I’m bored. I’m going to text my ex boyfriends and say “I have to talk to you, it’s important” and then not answer the phone for 6 days.

@WineMummy

Me: Don’t text him if he’s ignoring you.

Also me: *sends him 67 messages*

@HatfieldAnne

“He’ll regret that shot till he’s screaming on his deathbed.” British golf commentary. It’s the reason I’m a fan.

@huntigula

[Jesus at Last Supper]
*breaks bread* This is my body
*pours wine* This is my blood
*opens jar of mayo*
Judas: I’m gonna stop u right there

@abbycohenwl

Banker: You’re sure you want a reverse mortgage & get how it works?
Me(imagines bank making huge unaffordable payments to me for years): Yes

@markedly

How many steps are you guys getting lately for me it’s 7

@FeelingEuphoric

A boy at school tells me I’m looking like a snack. I plead with him to take it back, but it is too late. My teachers huddle around me with a bloodthirsty look in their eyes.

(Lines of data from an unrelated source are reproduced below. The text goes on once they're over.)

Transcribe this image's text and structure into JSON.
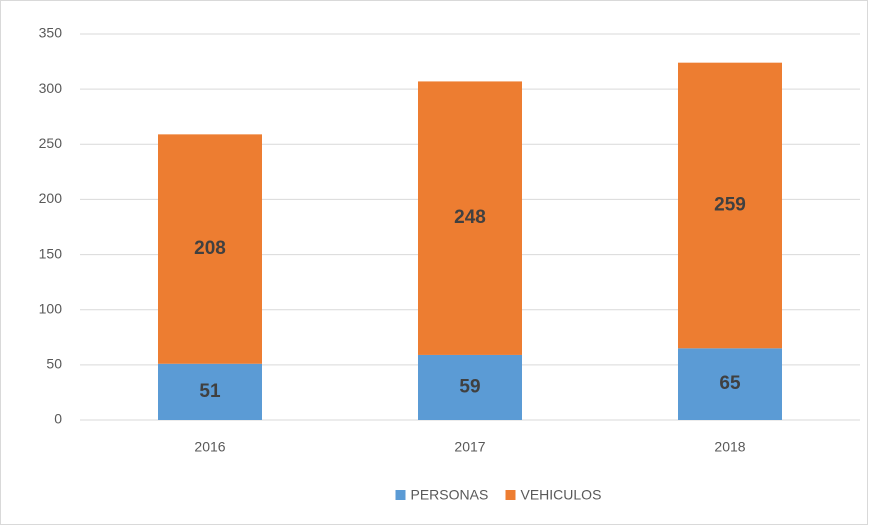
{
  "chart_data": {
    "type": "stacked_bar",
    "categories": [
      "2016",
      "2017",
      "2018"
    ],
    "series": [
      {
        "name": "PERSONAS",
        "color": "#5b9bd5",
        "values": [
          51,
          59,
          65
        ]
      },
      {
        "name": "VEHICULOS",
        "color": "#ed7d31",
        "values": [
          208,
          248,
          259
        ]
      }
    ],
    "ylim": [
      0,
      350
    ],
    "yticks": [
      0,
      50,
      100,
      150,
      200,
      250,
      300,
      350
    ],
    "grid": true,
    "legend": "bottom"
  }
}
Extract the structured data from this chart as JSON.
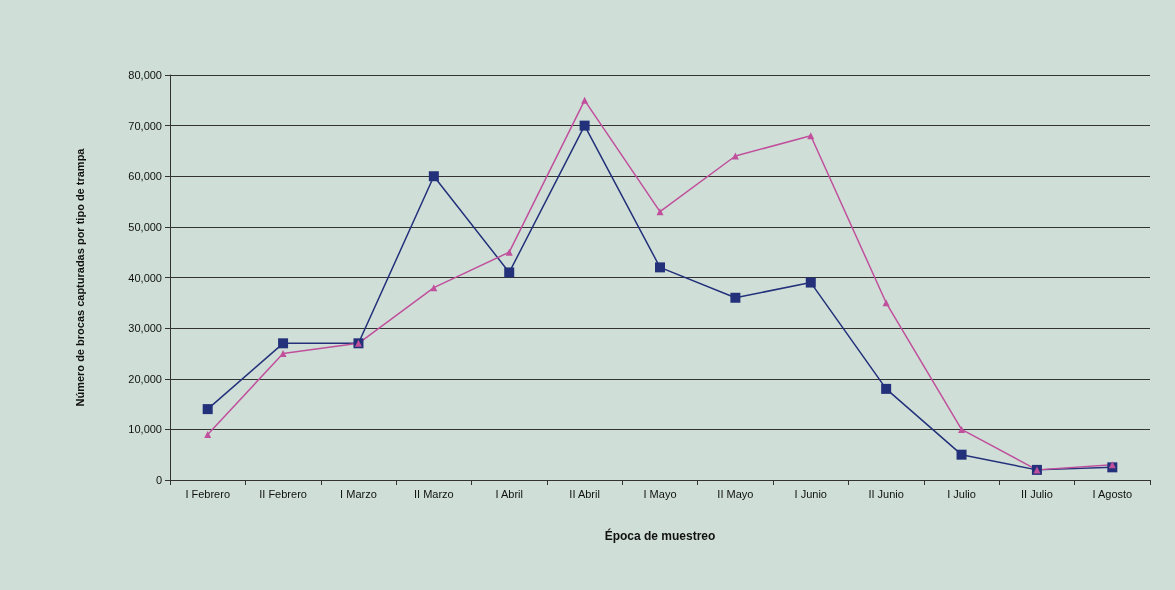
{
  "chart_data": {
    "type": "line",
    "xlabel": "Época de muestreo",
    "ylabel": "Número de brocas capturadas por tipo de trampa",
    "categories": [
      "I Febrero",
      "II Febrero",
      "I Marzo",
      "II Marzo",
      "I Abril",
      "II Abril",
      "I Mayo",
      "II Mayo",
      "I Junio",
      "II Junio",
      "I Julio",
      "II Julio",
      "I Agosto"
    ],
    "series": [
      {
        "color": "#23307a",
        "marker": "square",
        "values": [
          14000,
          27000,
          27000,
          60000,
          41000,
          70000,
          42000,
          36000,
          39000,
          18000,
          5000,
          2000,
          2500
        ]
      },
      {
        "color": "#c0509c",
        "marker": "triangle",
        "values": [
          9000,
          25000,
          27000,
          38000,
          45000,
          75000,
          53000,
          64000,
          68000,
          35000,
          10000,
          2000,
          3000
        ]
      }
    ],
    "ylim": [
      0,
      80000
    ],
    "yticks": [
      0,
      {
        "value": 10000,
        "label": "10,000"
      },
      {
        "value": 20000,
        "label": "20,000"
      },
      {
        "value": 30000,
        "label": "30,000"
      },
      {
        "value": 40000,
        "label": "40,000"
      },
      {
        "value": 50000,
        "label": "50,000"
      },
      {
        "value": 60000,
        "label": "60,000"
      },
      {
        "value": 70000,
        "label": "70,000"
      },
      {
        "value": 80000,
        "label": "80,000"
      }
    ],
    "grid": "y",
    "line_style": "solid"
  }
}
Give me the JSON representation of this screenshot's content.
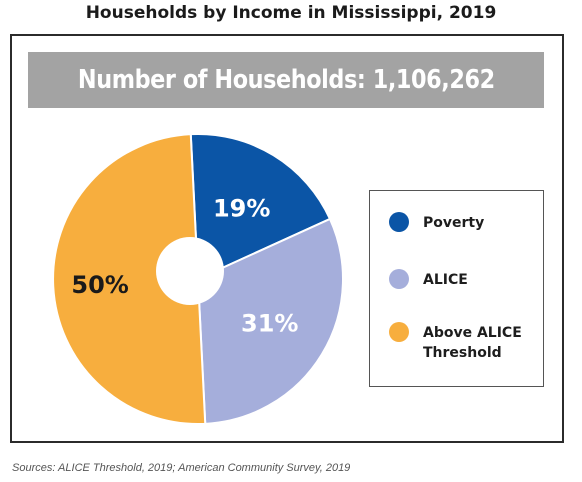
{
  "title": "Households by Income in Mississippi, 2019",
  "banner": "Number of Households: 1,106,262",
  "source": "Sources: ALICE Threshold, 2019; American Community Survey, 2019",
  "chart_data": {
    "type": "pie",
    "title": "Households by Income in Mississippi, 2019",
    "donut": true,
    "legend_position": "right",
    "slices": [
      {
        "label": "Poverty",
        "value": 19,
        "value_label": "19%",
        "color": "#0b55a6"
      },
      {
        "label": "ALICE",
        "value": 31,
        "value_label": "31%",
        "color": "#a5aedb"
      },
      {
        "label": "Above ALICE Threshold",
        "value": 50,
        "value_label": "50%",
        "color": "#f7ae3e"
      }
    ]
  },
  "legend": [
    {
      "label": "Poverty",
      "color": "#0b55a6"
    },
    {
      "label": "ALICE",
      "color": "#a5aedb"
    },
    {
      "label": "Above ALICE Threshold",
      "color": "#f7ae3e"
    }
  ]
}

“D I D Y O U B R I N G E N O U G H
T O S H A R E”

@steveolivas

Starbucks this morning looks like a scene from “The Walking Dead.”

@mamabirddiaries

A toddler can do more in one unsupervised minute than most people can do all day.

@TabooBooSF

My husband suggested I tone down the Botox and just age gracefully. And I laughed and laughed. But didn’t scowl. Cuz Botox.